The most expensive agent build we ever inherited had burned four hundred thousand pounds by the time the operations director rang us, and the agent was technically running. Nobody was using it. The vendor had demoed a charming thing in week two: an agent that read shipment exceptions from a carrier portal, reconciled them against the order management system, and drafted the customer email. By month three the portal had quietly changed its login flow twice, the OMS team had refused to issue a service account on policy grounds, and the customer-service supervisor had stopped opening the drafts because two of them had quoted the wrong delivery window to a tier-one retailer. We wrote our four-question filter the week after that call. Every prospective build now goes through the same four questions before we put a number on a page, and the answers tell us, and the buyer, whether there is a real agent here or just a slide in someone's board pack.

1. Can you describe the workflow in two sentences?

We ask the operator, not the executive sponsor, the person who actually does the work today, to describe the workflow the agent will take over. Two sentences. Subject, verb, object. Trigger, action, outcome. If they can do it, we keep talking. If the description runs to a paragraph, we stop and rescope.
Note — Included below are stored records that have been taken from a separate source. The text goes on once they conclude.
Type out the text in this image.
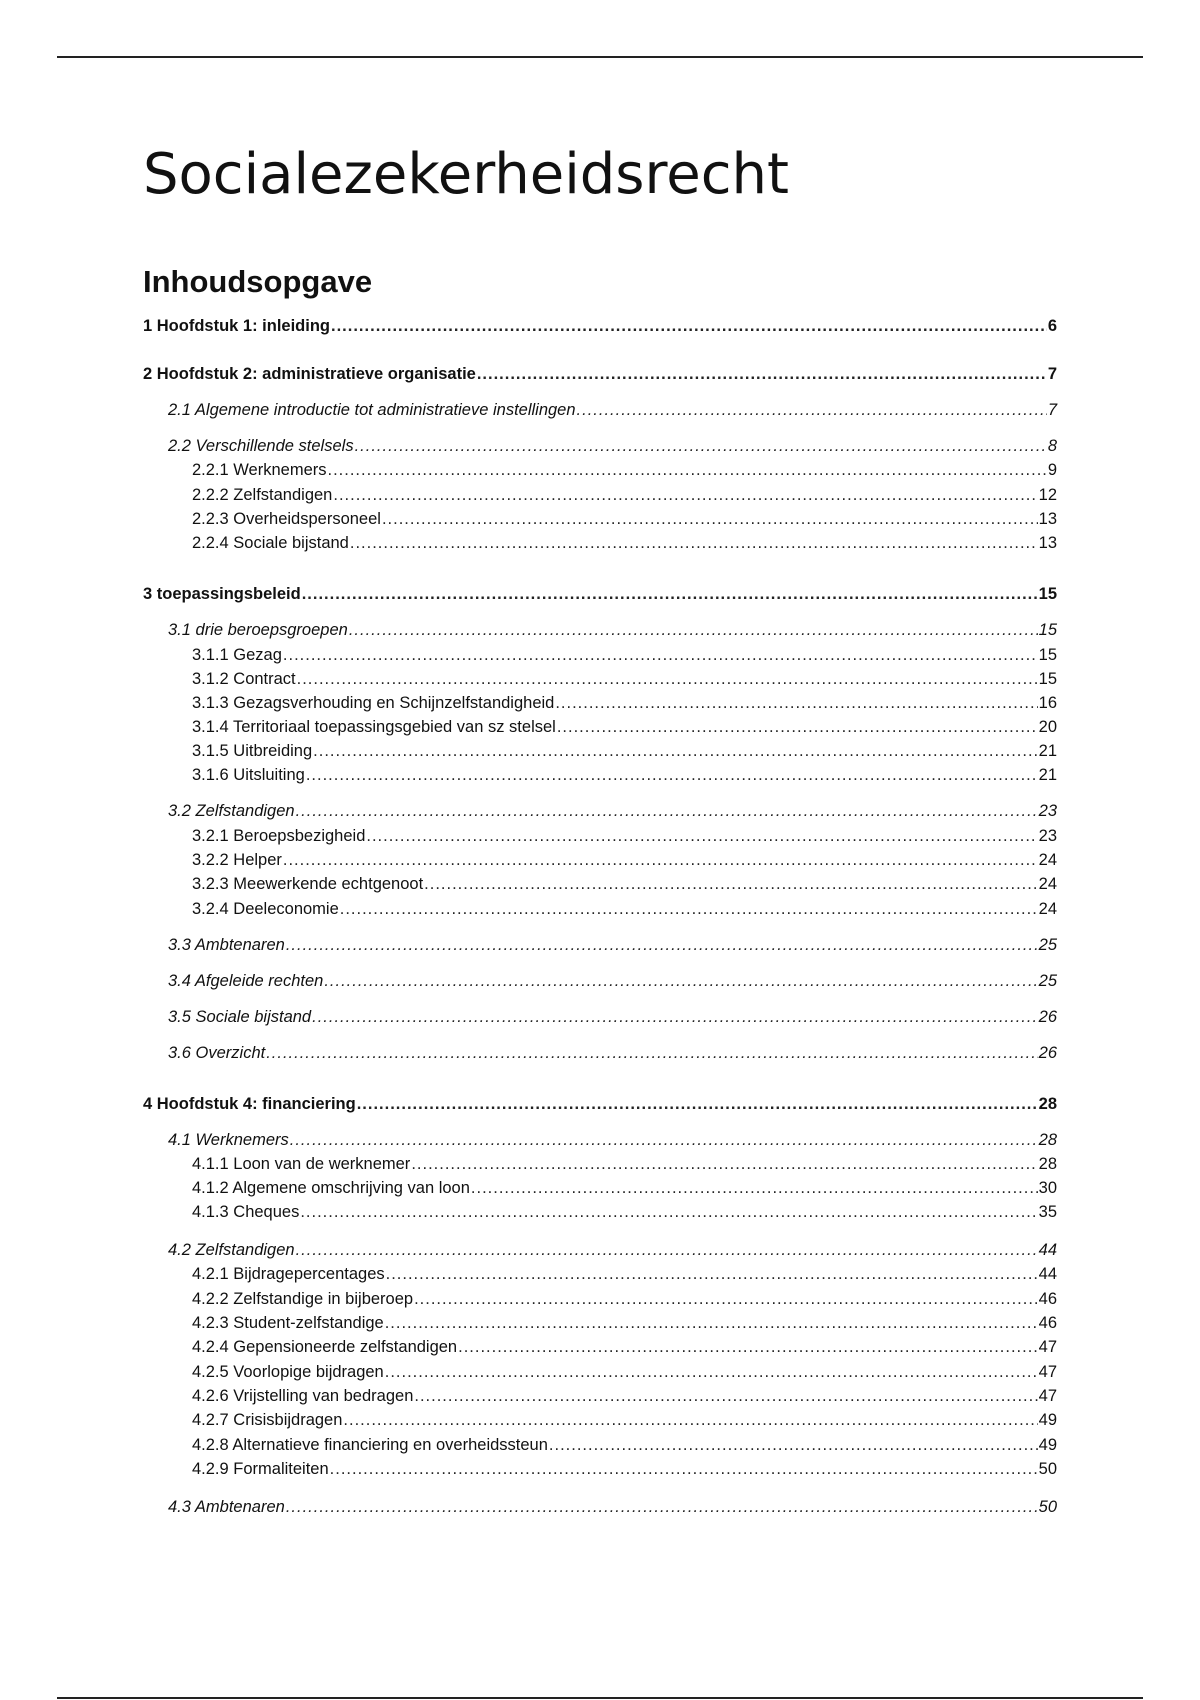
Socialezekerheidsrecht
Inhoudsopgave
1 Hoofdstuk 1: inleiding .....	6
2 Hoofdstuk 2: administratieve organisatie .....	7
2.1 Algemene introductie tot administratieve instellingen .....	7
2.2 Verschillende stelsels .....	8
2.2.1 Werknemers .....	9
2.2.2 Zelfstandigen .....	12
2.2.3 Overheidspersoneel .....	13
2.2.4 Sociale bijstand .....	13
3 toepassingsbeleid .....	15
3.1 drie beroepsgroepen .....	15
3.1.1 Gezag .....	15
3.1.2 Contract .....	15
3.1.3 Gezagsverhouding en Schijnzelfstandigheid .....	16
3.1.4 Territoriaal toepassingsgebied van sz stelsel .....	20
3.1.5 Uitbreiding .....	21
3.1.6 Uitsluiting .....	21
3.2 Zelfstandigen .....	23
3.2.1 Beroepsbezigheid .....	23
3.2.2 Helper .....	24
3.2.3 Meewerkende echtgenoot .....	24
3.2.4 Deeleconomie .....	24
3.3 Ambtenaren .....	25
3.4 Afgeleide rechten .....	25
3.5 Sociale bijstand .....	26
3.6 Overzicht .....	26
4 Hoofdstuk 4: financiering .....	28
4.1 Werknemers .....	28
4.1.1 Loon van de werknemer .....	28
4.1.2 Algemene omschrijving van loon .....	30
4.1.3 Cheques .....	35
4.2 Zelfstandigen .....	44
4.2.1 Bijdragepercentages .....	44
4.2.2 Zelfstandige in bijberoep .....	46
4.2.3 Student-zelfstandige .....	46
4.2.4 Gepensioneerde zelfstandigen .....	47
4.2.5 Voorlopige bijdragen .....	47
4.2.6 Vrijstelling van bedragen .....	47
4.2.7 Crisisbijdragen .....	49
4.2.8 Alternatieve financiering en overheidssteun .....	49
4.2.9 Formaliteiten .....	50
4.3 Ambtenaren .....	50
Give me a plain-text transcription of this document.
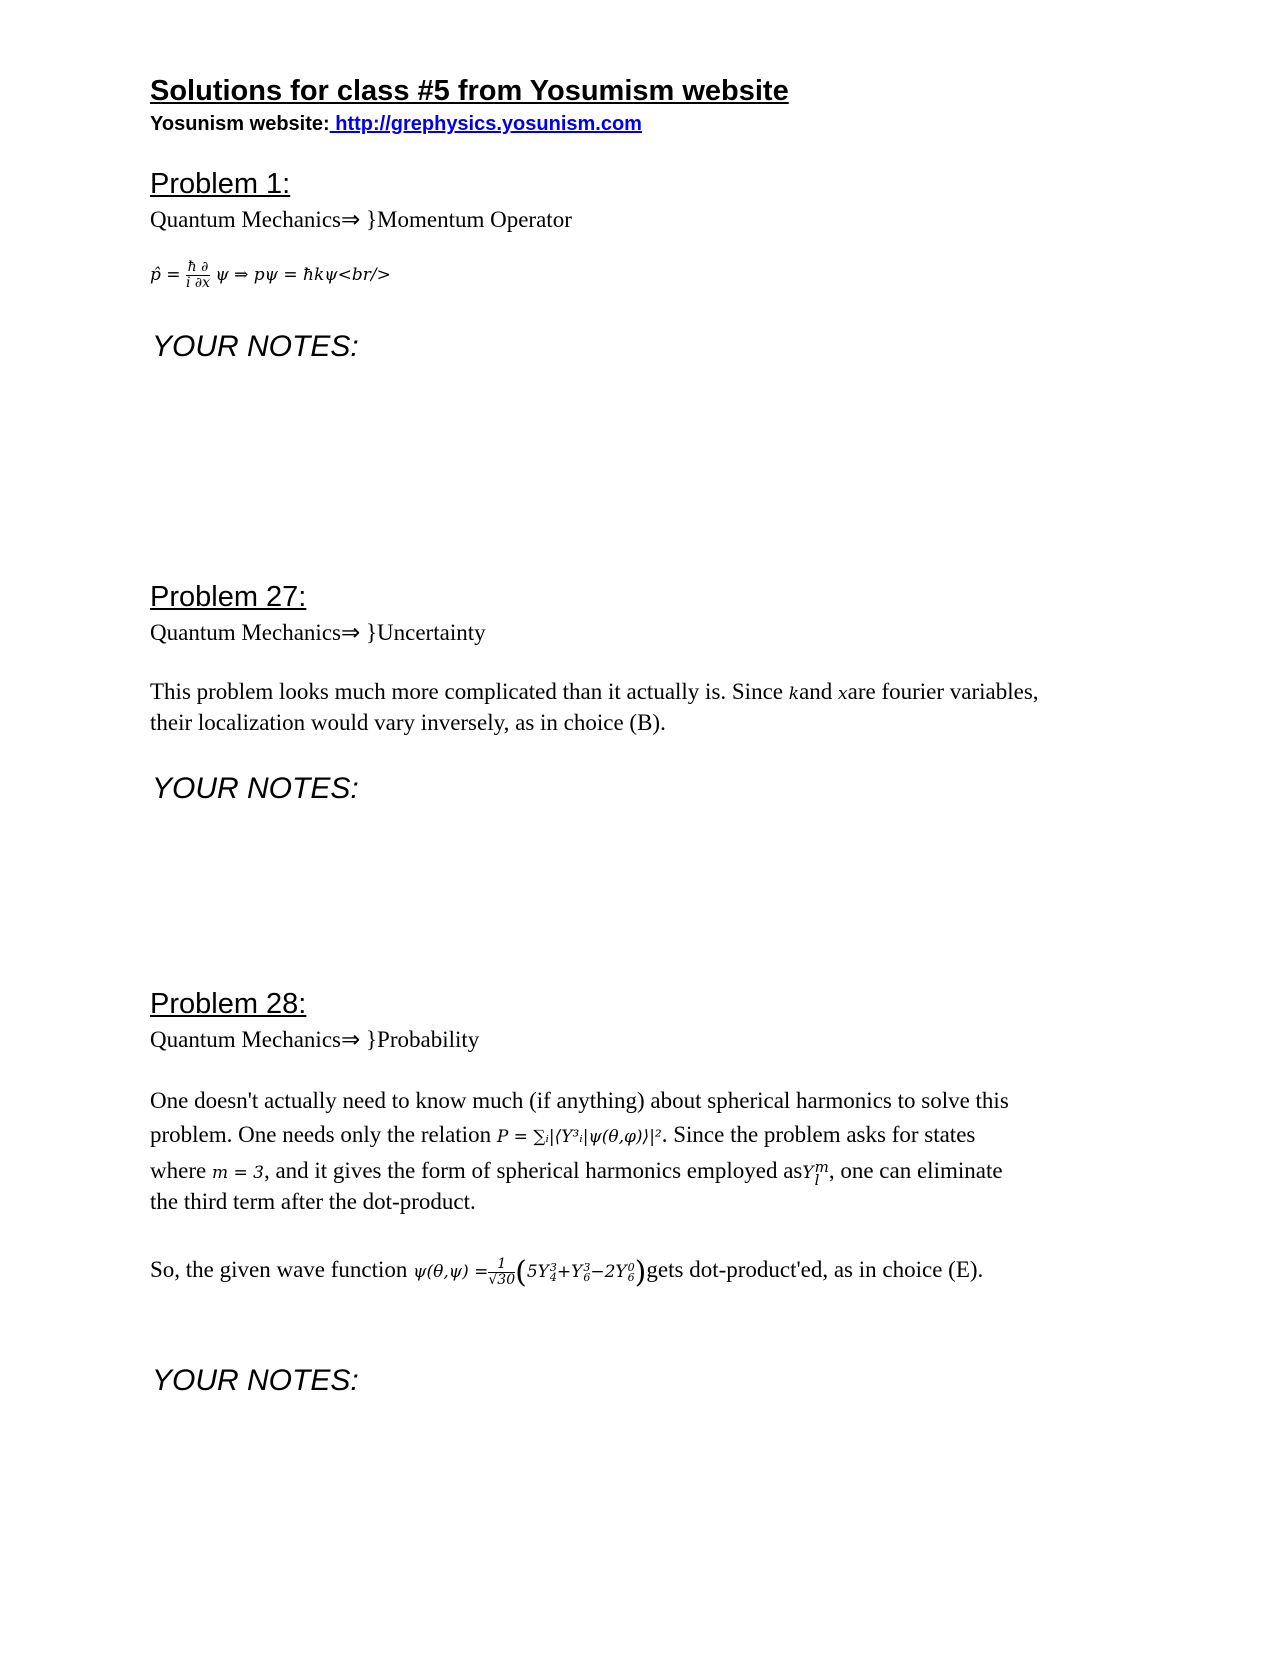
Solutions for class #5 from Yosumism website
Yosunism website: http://grephysics.yosunism.com
Problem 1:
Quantum Mechanics⇒ }Momentum Operator
p̂ = $\frac{ħ \partial}{i \partial x}$ ψ ⇒ pψ = ħkψ<br/>
YOUR NOTES:
Problem 27:
Quantum Mechanics⇒ }Uncertainty
This problem looks much more complicated than it actually is. Since kand xare fourier variables,
their localization would vary inversely, as in choice (B).
YOUR NOTES:
Problem 28:
Quantum Mechanics⇒ }Probability
One doesn't actually need to know much (if anything) about spherical harmonics to solve this
problem. One needs only the relation P = ∑ᵢ|⟨Y³ᵢ|ψ(θ,φ)⟩|². Since the problem asks for states
where m = 3, and it gives the form of spherical harmonics employed asY m
l , one can eliminate
the third term after the dot-product.
So, the given wave function $\psi(\theta,\psi) = \frac{1}{√30} (5Y$ 3
4 +Y 3
6 −2Y 0
6 )gets dot-product'ed, as in choice (E).
YOUR NOTES:
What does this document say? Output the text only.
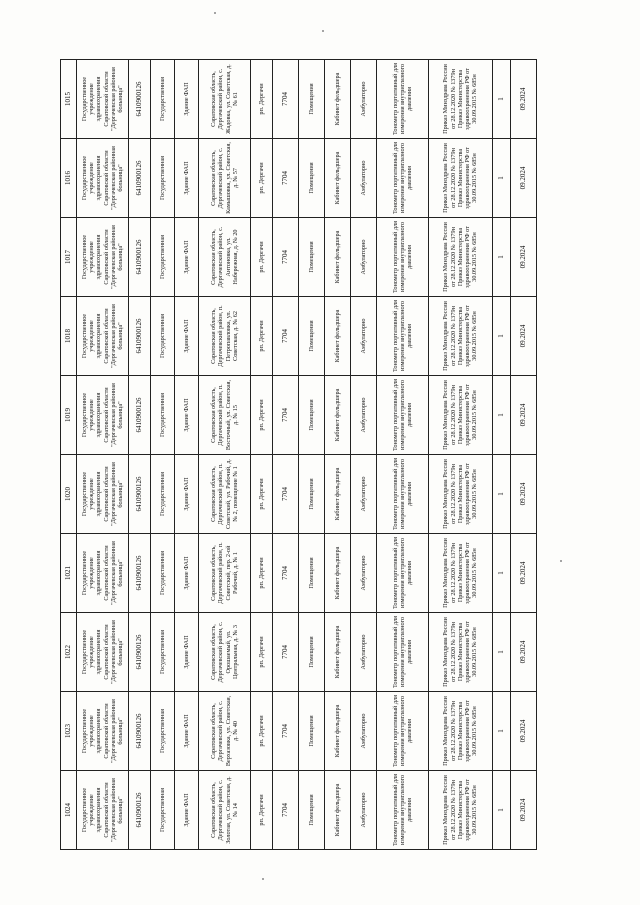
1024	1023	1022	1021	1020	1019	1018	1017	1016	1015
Государственное учреждение здравоохранения Саратовской области "Дергачевская районная больница"	Государственное учреждение здравоохранения Саратовской области "Дергачевская районная больница"	Государственное учреждение здравоохранения Саратовской области "Дергачевская районная больница"	Государственное учреждение здравоохранения Саратовской области "Дергачевская районная больница"	Государственное учреждение здравоохранения Саратовской области "Дергачевская районная больница"	Государственное учреждение здравоохранения Саратовской области "Дергачевская районная больница"	Государственное учреждение здравоохранения Саратовской области "Дергачевская районная больница"	Государственное учреждение здравоохранения Саратовской области "Дергачевская районная больница"	Государственное учреждение здравоохранения Саратовской области "Дергачевская районная больница"	Государственное учреждение здравоохранения Саратовской области "Дергачевская районная больница"
6410900126	6410900126	6410900126	6410900126	6410900126	6410900126	6410900126	6410900126	6410900126	6410900126
Государственная	Государственная	Государственная	Государственная	Государственная	Государственная	Государственная	Государственная	Государственная	Государственная
Здание ФАП	Здание ФАП	Здание ФАП	Здание ФАП	Здание ФАП	Здание ФАП	Здание ФАП	Здание ФАП	Здание ФАП	Здание ФАП
Саратовская область, Дергачевский район, с. Золотая, ул. Советская, д. № 14	Саратовская область, Дергачевский район, с. Верхазовка, ул. Советская, д. № 40	Саратовская область, Дергачевский район, с. Орошаемый, ул. Центральная, д. № 3	Саратовская область, Дергачевский район, п. Советский, пер. 2-ой Рабочий, д. № 1	Саратовская область, Дергачевский район, п. Советский, ул. Рабочий, д. № 2, помещение № 1	Саратовская область, Дергачевский район, п. Восточный, ул. Советская, д. № 15	Саратовская область, Дергачевский район, п. Петропавловка, ул. Советская, д. № 62	Саратовская область, Дергачевский район, с. Антоновка, ул. Набережная, д. № 20	Саратовская область, Дергачевский район, с. Камышовка, ул. Советская, д. № 57	Саратовская область, Дергачевский район, с. Жадовка, ул. Советская, д. № 61
рп. Дергачи	рп. Дергачи	рп. Дергачи	рп. Дергачи	рп. Дергачи	рп. Дергачи	рп. Дергачи	рп. Дергачи	рп. Дергачи	рп. Дергачи
7704	7704	7704	7704	7704	7704	7704	7704	7704	7704
Помещения	Помещения	Помещения	Помещения	Помещения	Помещения	Помещения	Помещения	Помещения	Помещения
Кабинет фельдшера	Кабинет фельдшера	Кабинет фельдшера	Кабинет фельдшера	Кабинет фельдшера	Кабинет фельдшера	Кабинет фельдшера	Кабинет фельдшера	Кабинет фельдшера	Кабинет фельдшера
Амбулаторно	Амбулаторно	Амбулаторно	Амбулаторно	Амбулаторно	Амбулаторно	Амбулаторно	Амбулаторно	Амбулаторно	Амбулаторно
Тонометр портативный для измерения внутриглазного давления	Тонометр портативный для измерения внутриглазного давления	Тонометр портативный для измерения внутриглазного давления	Тонометр портативный для измерения внутриглазного давления	Тонометр портативный для измерения внутриглазного давления	Тонометр портативный для измерения внутриглазного давления	Тонометр портативный для измерения внутриглазного давления	Тонометр портативный для измерения внутриглазного давления	Тонометр портативный для измерения внутриглазного давления	Тонометр портативный для измерения внутриглазного давления
Приказ Минздрава России от 28.12.2020 № 1379н Приказ Министерства здравоохранения РФ от 30.09.2015 № 685н	Приказ Минздрава России от 28.12.2020 № 1379н Приказ Министерства здравоохранения РФ от 30.09.2015 № 685н	Приказ Минздрава России от 28.12.2020 № 1379н Приказ Министерства здравоохранения РФ от 30.09.2015 № 685н	Приказ Минздрава России от 28.12.2020 № 1379н Приказ Министерства здравоохранения РФ от 30.09.2015 № 685н	Приказ Минздрава России от 28.12.2020 № 1379н Приказ Министерства здравоохранения РФ от 30.09.2015 № 685н	Приказ Минздрава России от 28.12.2020 № 1379н Приказ Министерства здравоохранения РФ от 30.09.2015 № 685н	Приказ Минздрава России от 28.12.2020 № 1379н Приказ Министерства здравоохранения РФ от 30.09.2015 № 685н	Приказ Минздрава России от 28.12.2020 № 1379н Приказ Министерства здравоохранения РФ от 30.09.2015 № 685н	Приказ Минздрава России от 28.12.2020 № 1379н Приказ Министерства здравоохранения РФ от 30.09.2015 № 685н	Приказ Минздрава России от 28.12.2020 № 1379н Приказ Министерства здравоохранения РФ от 30.09.2015 № 685н
1	1	1	1	1	1	1	1	1	1
09.2024	09.2024	09.2024	09.2024	09.2024	09.2024	09.2024	09.2024	09.2024	09.2024
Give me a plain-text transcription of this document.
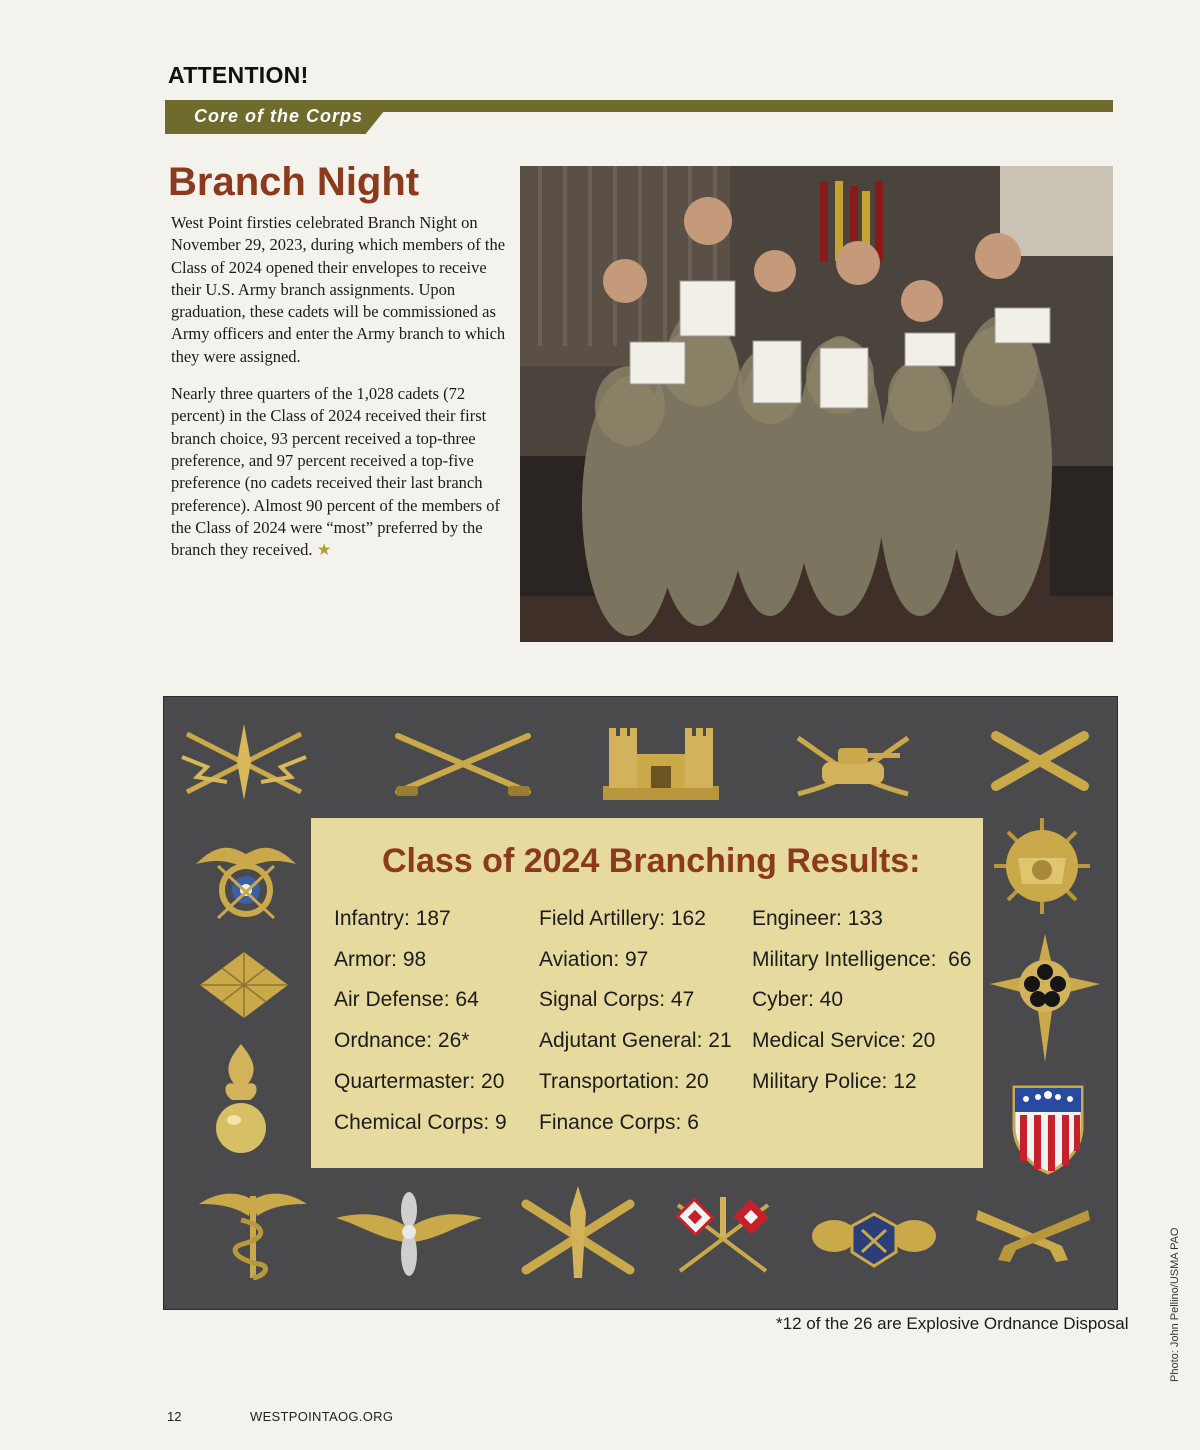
ATTENTION!
Core of the Corps
Branch Night

West Point firsties celebrated Branch Night on November 29, 2023, during which members of the Class of 2024 opened their envelopes to receive their U.S. Army branch assignments. Upon graduation, these cadets will be commissioned as Army officers and enter the Army branch to which they were assigned.

Nearly three quarters of the 1,028 cadets (72 percent) in the Class of 2024 received their first branch choice, 93 percent received a top-three preference, and 97 percent received a top-five preference (no cadets received their last branch preference). Almost 90 percent of the members of the Class of 2024 were “most” preferred by the branch they received. ★

Photo: John Pellino/USMA PAO
Class of 2024 Branching Results:
Infantry: 187
Armor: 98
Air Defense: 64
Ordnance: 26*
Quartermaster: 20
Chemical Corps: 9
Field Artillery: 162
Aviation: 97
Signal Corps: 47
Adjutant General: 21
Transportation: 20
Finance Corps: 6
Engineer: 133
Military Intelligence:  66
Cyber: 40
Medical Service: 20
Military Police: 12
*12 of the 26 are Explosive Ordnance Disposal
12	WESTPOINTAOG.ORG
A national insurer asked us last year for a claims-triage agent. The head of operations gave us a clean two-line brief in the first email. Then we got on a call with the team leader who runs the triage desk in Leeds. Her description ran for four minutes. It depended on whether the claim was motor or property, whether the policy was direct or broker-introduced, whether the customer had a prior claim in the last eighteen months, whether the damage estimate sat above or below the underwriter referral threshold, and whether the loss adjuster had already been instructed. That is not one workflow. It is at least six, with branches she had internalised so thoroughly she no longer noticed them. Six workflows means six integration surfaces, six sets of edge cases, six places where the agent's behaviour has to be specified, audited, and reversed. Six workflows is a programme of work, not a build.

Most agent ideas that fail at this question were never agent ideas. They were unspecified workflows in an AI hat. The team had been carrying the branching logic in their heads for years and assumed any sufficiently clever model would carry it too. Models do not carry institutional context. They carry whatever you put in the prompt and the tools you give them. If the workflow is not specifiable in two sentences, it is not specifiable in a prompt either.

The two-sentence test is also a forcing function for the buyer. It turns a vague aspiration, we want AI to handle our exceptions, into a concrete decision about which exception, which trigger, which downstream action. The insurer eventually picked one of the six: motor claims under five thousand pounds, direct policies only, no prior-claim history. That agent shipped in eleven weeks and now handles about forty per cent of inbound motor volume. The other five workflows are still done by humans. They will get their turn. They were never going to get it as part of the first build.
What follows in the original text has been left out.